Süper Lig’de yabancı sınırının kalkmasının ardından scout ekiplerine düşen görev daha da arttı. Fakat takımlar bu sezon da genç yetenek bulmak yerine yüksek bedelli yıldızlara yöneldi. Rıdvan Dilmen'e göre gidişat oldukça tehlikeli.

‘scout’un en bilinen tanımı yetenek avcılığı. yani dünyanın dört bir yanından genç yetenekleri keşfedip takımlarına kazandırmak. böylece kulübün ekonomisine büyük katkı sağlamak.
bu cümlenin ardından akla ilk olarak porto geliyor. hem büyük bir kulüp olup hem daha büyüklerin adeta bir altyapısı haline gelen portekiz ekibi neredeyse her yıl kasasına 100 milyon euro’ya yakın transfer getirisi koyuyor. örneğin bu sezon jackson martinez’i 35 milyon euro’ya atletico madrid’e, danilo’yu 31,5 milyon euro’ya real madrid’e, carlos eduardo’yu 10 milyon euro’ya al hilal’e sattılar. sadece kiraladıkları oyunculardan gelen para bile 5 milyon euro'dan fazla.
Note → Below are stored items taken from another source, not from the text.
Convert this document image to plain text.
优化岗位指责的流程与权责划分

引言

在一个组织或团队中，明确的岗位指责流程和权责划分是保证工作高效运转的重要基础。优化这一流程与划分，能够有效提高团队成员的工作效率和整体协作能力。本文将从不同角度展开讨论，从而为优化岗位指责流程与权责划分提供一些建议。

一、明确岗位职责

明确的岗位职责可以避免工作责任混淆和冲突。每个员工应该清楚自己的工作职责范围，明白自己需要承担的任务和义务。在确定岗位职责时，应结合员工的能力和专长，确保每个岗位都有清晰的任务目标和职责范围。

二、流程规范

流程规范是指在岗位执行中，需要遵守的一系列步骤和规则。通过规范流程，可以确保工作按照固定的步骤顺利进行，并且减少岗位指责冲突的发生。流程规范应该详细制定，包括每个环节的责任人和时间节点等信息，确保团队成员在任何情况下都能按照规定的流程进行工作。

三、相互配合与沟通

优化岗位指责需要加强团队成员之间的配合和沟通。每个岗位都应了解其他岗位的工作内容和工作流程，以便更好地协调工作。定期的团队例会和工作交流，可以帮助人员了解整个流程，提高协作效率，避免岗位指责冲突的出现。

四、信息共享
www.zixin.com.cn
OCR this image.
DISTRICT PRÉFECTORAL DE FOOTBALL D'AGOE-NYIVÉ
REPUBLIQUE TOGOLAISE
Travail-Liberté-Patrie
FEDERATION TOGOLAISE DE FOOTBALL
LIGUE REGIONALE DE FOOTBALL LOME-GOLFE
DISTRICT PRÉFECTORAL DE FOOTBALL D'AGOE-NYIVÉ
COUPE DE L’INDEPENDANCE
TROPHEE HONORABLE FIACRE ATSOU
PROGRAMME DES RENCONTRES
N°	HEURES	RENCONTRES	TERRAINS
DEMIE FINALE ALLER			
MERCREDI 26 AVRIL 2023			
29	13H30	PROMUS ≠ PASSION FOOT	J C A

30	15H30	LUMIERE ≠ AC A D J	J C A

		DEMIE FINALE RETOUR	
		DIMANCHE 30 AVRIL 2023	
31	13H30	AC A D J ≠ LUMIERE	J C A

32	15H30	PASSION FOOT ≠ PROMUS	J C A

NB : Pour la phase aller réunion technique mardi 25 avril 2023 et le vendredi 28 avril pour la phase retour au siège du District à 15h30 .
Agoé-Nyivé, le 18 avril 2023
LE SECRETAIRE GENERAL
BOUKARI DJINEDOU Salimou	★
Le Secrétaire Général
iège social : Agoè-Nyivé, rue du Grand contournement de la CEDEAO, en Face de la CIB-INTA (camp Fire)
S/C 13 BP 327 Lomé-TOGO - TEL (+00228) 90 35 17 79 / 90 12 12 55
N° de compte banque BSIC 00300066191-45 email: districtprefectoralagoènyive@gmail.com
türkiye’de transfer rekorları tablosunun en üst sırasında 1999-2000 sezonunda 19.2 milyon dolarlık bedelle real madrid’e transfer olan elvir baliç’in olması, üstelik fenerbahçe’ye de bursaspor’dan tam 9 milyon dolar'a gelmesi gerçek bir türkiye resmi.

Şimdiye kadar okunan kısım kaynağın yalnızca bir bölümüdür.